Oh, WORDS. You are SNEAKY little devils.
You plant yourselves in one place in my life, then hop over into another before I have time to notice there’s a pattern going on.
But I see you now. I see the way you’ve inched into my writing practice, my teaching practice. You can’t fool me.
Maybe I’ll explain myself.
My students have been crafting theme-driven stories over the past weeks, and most of them are in various stages of revision. I noticed that many of my students still don’t have titles, and some of them don’t even have names for their characters.
I thought that it would be good for them to have a session together where they could gather ideas and support.
I started by asking if kids knew the word itself.* No one did. So we talked about an example of crowdsourcing: when zoos have contests to name baby animals. Basically, it’s using the power of the crowd to source good ideas.
I then prompted students to think about, and enter in the chat, things that they wanted to “crowdsource” from classmates.
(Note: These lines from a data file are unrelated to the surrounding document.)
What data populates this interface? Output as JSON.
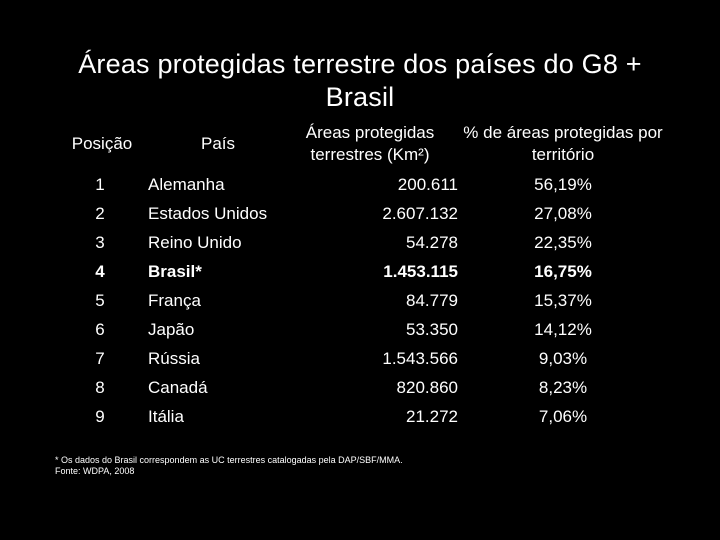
{
  "title": "Áreas protegidas terrestre dos países do G8 + Brasil",
  "headers": {
    "pos": "Posição",
    "pais": "País",
    "area": "Áreas protegidas terrestres (Km²)",
    "pct": "% de áreas protegidas por território"
  },
  "rows": [
    {
      "pos": "1",
      "pais": "Alemanha",
      "area": "200.611",
      "pct": "56,19%"
    },
    {
      "pos": "2",
      "pais": "Estados Unidos",
      "area": "2.607.132",
      "pct": "27,08%"
    },
    {
      "pos": "3",
      "pais": "Reino Unido",
      "area": "54.278",
      "pct": "22,35%"
    },
    {
      "pos": "4",
      "pais": "Brasil*",
      "area": "1.453.115",
      "pct": "16,75%",
      "highlight": true
    },
    {
      "pos": "5",
      "pais": "França",
      "area": "84.779",
      "pct": "15,37%"
    },
    {
      "pos": "6",
      "pais": "Japão",
      "area": "53.350",
      "pct": "14,12%"
    },
    {
      "pos": "7",
      "pais": "Rússia",
      "area": "1.543.566",
      "pct": "9,03%"
    },
    {
      "pos": "8",
      "pais": "Canadá",
      "area": "820.860",
      "pct": "8,23%"
    },
    {
      "pos": "9",
      "pais": "Itália",
      "area": "21.272",
      "pct": "7,06%"
    }
  ],
  "footnotes": {
    "note": "* Os dados do Brasil correspondem as UC terrestres catalogadas pela DAP/SBF/MMA.",
    "source": "Fonte: WDPA, 2008"
  }
}
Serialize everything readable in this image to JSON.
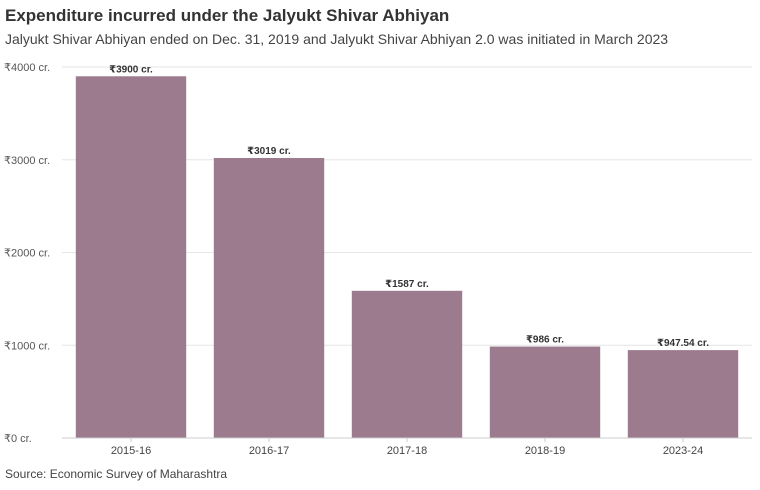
{
  "chart_data": {
    "type": "bar",
    "title": "Expenditure incurred under the Jalyukt Shivar Abhiyan",
    "subtitle": "Jalyukt Shivar Abhiyan ended on Dec. 31, 2019 and Jalyukt Shivar Abhiyan 2.0 was initiated in March 2023",
    "source": "Source: Economic Survey of Maharashtra",
    "categories": [
      "2015-16",
      "2016-17",
      "2017-18",
      "2018-19",
      "2023-24"
    ],
    "values": [
      3900,
      3019,
      1587,
      986,
      947.54
    ],
    "data_labels": [
      "₹3900 cr.",
      "₹3019 cr.",
      "₹1587 cr.",
      "₹986 cr.",
      "₹947.54 cr."
    ],
    "yticks": [
      0,
      1000,
      2000,
      3000,
      4000
    ],
    "ytick_labels": [
      "₹0 cr.",
      "₹1000 cr.",
      "₹2000 cr.",
      "₹3000 cr.",
      "₹4000 cr."
    ],
    "ylim": [
      0,
      4000
    ],
    "xlabel": "",
    "ylabel": "",
    "grid": true,
    "bar_color": "#9c7b8e"
  }
}
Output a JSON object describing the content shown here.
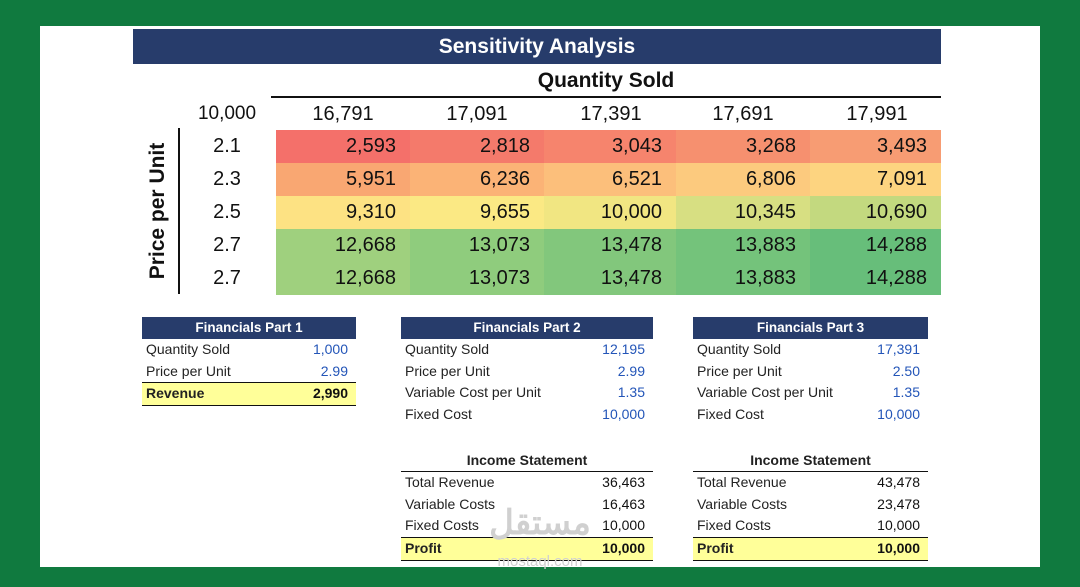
{
  "title": "Sensitivity Analysis",
  "quantity_title": "Quantity Sold",
  "price_axis_label": "Price per Unit",
  "corner_value": "10,000",
  "quantities": [
    "16,791",
    "17,091",
    "17,391",
    "17,691",
    "17,991"
  ],
  "prices": [
    "2.1",
    "2.3",
    "2.5",
    "2.7",
    "2.7"
  ],
  "grid": [
    [
      "2,593",
      "2,818",
      "3,043",
      "3,268",
      "3,493"
    ],
    [
      "5,951",
      "6,236",
      "6,521",
      "6,806",
      "7,091"
    ],
    [
      "9,310",
      "9,655",
      "10,000",
      "10,345",
      "10,690"
    ],
    [
      "12,668",
      "13,073",
      "13,478",
      "13,883",
      "14,288"
    ],
    [
      "12,668",
      "13,073",
      "13,478",
      "13,883",
      "14,288"
    ]
  ],
  "grid_colors": [
    [
      "#f4706a",
      "#f47a6b",
      "#f6846d",
      "#f6906f",
      "#f79c73"
    ],
    [
      "#f9a772",
      "#fbb376",
      "#fcbf7b",
      "#fcca7e",
      "#fdd480"
    ],
    [
      "#fde283",
      "#fbe984",
      "#f1e682",
      "#d7df82",
      "#c3d97f"
    ],
    [
      "#9fd07e",
      "#8fcc7d",
      "#82c77c",
      "#74c37b",
      "#67be7a"
    ],
    [
      "#9fd07e",
      "#8fcc7d",
      "#82c77c",
      "#74c37b",
      "#67be7a"
    ]
  ],
  "part1": {
    "title": "Financials Part 1",
    "rows": [
      {
        "label": "Quantity Sold",
        "value": "1,000"
      },
      {
        "label": "Price per Unit",
        "value": "2.99"
      }
    ],
    "total": {
      "label": "Revenue",
      "value": "2,990"
    }
  },
  "part2": {
    "title": "Financials Part 2",
    "rows": [
      {
        "label": "Quantity Sold",
        "value": "12,195"
      },
      {
        "label": "Price per Unit",
        "value": "2.99"
      },
      {
        "label": "Variable Cost per Unit",
        "value": "1.35"
      },
      {
        "label": "Fixed Cost",
        "value": "10,000"
      }
    ],
    "income": {
      "title": "Income Statement",
      "rows": [
        {
          "label": "Total Revenue",
          "value": "36,463"
        },
        {
          "label": "Variable Costs",
          "value": "16,463"
        },
        {
          "label": "Fixed Costs",
          "value": "10,000"
        }
      ],
      "total": {
        "label": "Profit",
        "value": "10,000"
      }
    }
  },
  "part3": {
    "title": "Financials Part 3",
    "rows": [
      {
        "label": "Quantity Sold",
        "value": "17,391"
      },
      {
        "label": "Price per Unit",
        "value": "2.50"
      },
      {
        "label": "Variable Cost per Unit",
        "value": "1.35"
      },
      {
        "label": "Fixed Cost",
        "value": "10,000"
      }
    ],
    "income": {
      "title": "Income Statement",
      "rows": [
        {
          "label": "Total Revenue",
          "value": "43,478"
        },
        {
          "label": "Variable Costs",
          "value": "23,478"
        },
        {
          "label": "Fixed Costs",
          "value": "10,000"
        }
      ],
      "total": {
        "label": "Profit",
        "value": "10,000"
      }
    }
  },
  "watermark": {
    "arabic": "مستقل",
    "latin": "mostaql.com"
  },
  "colors": {
    "frame": "#107a3f",
    "header": "#273c6b",
    "highlight": "#ffff99",
    "value_blue": "#2355b8"
  }
}
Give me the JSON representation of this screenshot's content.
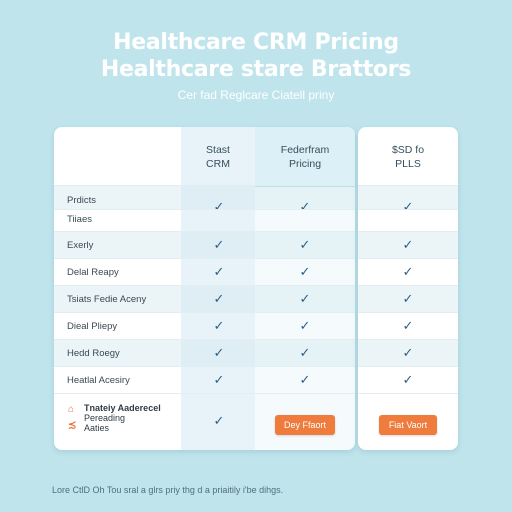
{
  "header": {
    "title_line1": "Healthcare CRM Pricing",
    "title_line2": "Healthcare stare Brattors",
    "subtitle": "Cer fad Reglcare Ciatell priny"
  },
  "table": {
    "columns": [
      {
        "line1": "Stast",
        "line2": "CRM"
      },
      {
        "line1": "Federfram",
        "line2": "Pricing"
      },
      {
        "line1": "$SD fo",
        "line2": "PLLS"
      }
    ],
    "rows": [
      {
        "label": "Prdicts",
        "checks": [
          true,
          true,
          true
        ]
      },
      {
        "label": "Tiiaes",
        "checks": [
          false,
          false,
          false
        ]
      },
      {
        "label": "Exerly",
        "checks": [
          true,
          true,
          true
        ]
      },
      {
        "label": "Delal Reapy",
        "checks": [
          true,
          true,
          true
        ]
      },
      {
        "label": "Tsiats Fedie Aceny",
        "checks": [
          true,
          true,
          true
        ]
      },
      {
        "label": "Dieal Pliepy",
        "checks": [
          true,
          true,
          true
        ]
      },
      {
        "label": "Hedd Roegy",
        "checks": [
          true,
          true,
          true
        ]
      },
      {
        "label": "Heatlal Acesiry",
        "checks": [
          true,
          true,
          true
        ]
      }
    ],
    "check_glyph": "✓",
    "footer": {
      "label_line1": "Tnateiy Aaderecel",
      "label_line2": "Pereading",
      "label_line3": "Aaties",
      "col1_check": "✓",
      "button_primary": "Dey Ffaort",
      "button_secondary": "Fiat Vaort"
    }
  },
  "footer_note": "Lore CtlD Oh Tou sral a glrs priy thg d a priaitily i'be dihgs.",
  "colors": {
    "background": "#bfe4ec",
    "accent": "#ef7b3c",
    "check": "#2f5f85"
  }
}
We divided up into breakout rooms. Our procedure:
-Groups would decide order for turn-taking.
-Each author gets 7 minutes for their turn.
-During that time, they crowdsource ideas for whatever they need.
-I broadcast a “switch” message after each 7 minutes.
-Groups that finish early can move on to the next writer or circle back to someone who needs more time.
After that, kids had time to go back into their work and incorporate changes. They had a great time with this! **
That’s when it hit me. I’ve been relying on the very same strategy – crowdsourcing – as well! Just this week, in my “strategies to try” post, I put out a call to my own writing community, asking for links and ideas for cool post formats. I hadn’t even realized that I was doing exactly what I was asking my kiddos to do.
Sure do love me some serendipity.
*One of my favorite quick assessments when I introduce a new term. I say and write the new word or phrase, then I ask for kids to give me a 1-2-3 finger response (or a number in the Zoom chat):
1: Wait — that’s a WORD?
2: Ooh – I feel like I’ve heard of that word, or I’ve heard people use it.
3: Out of my way – let me tell people what this means!
**Don’t tell my kids this is just a spin on offering feedback.They’re digging the new lingo!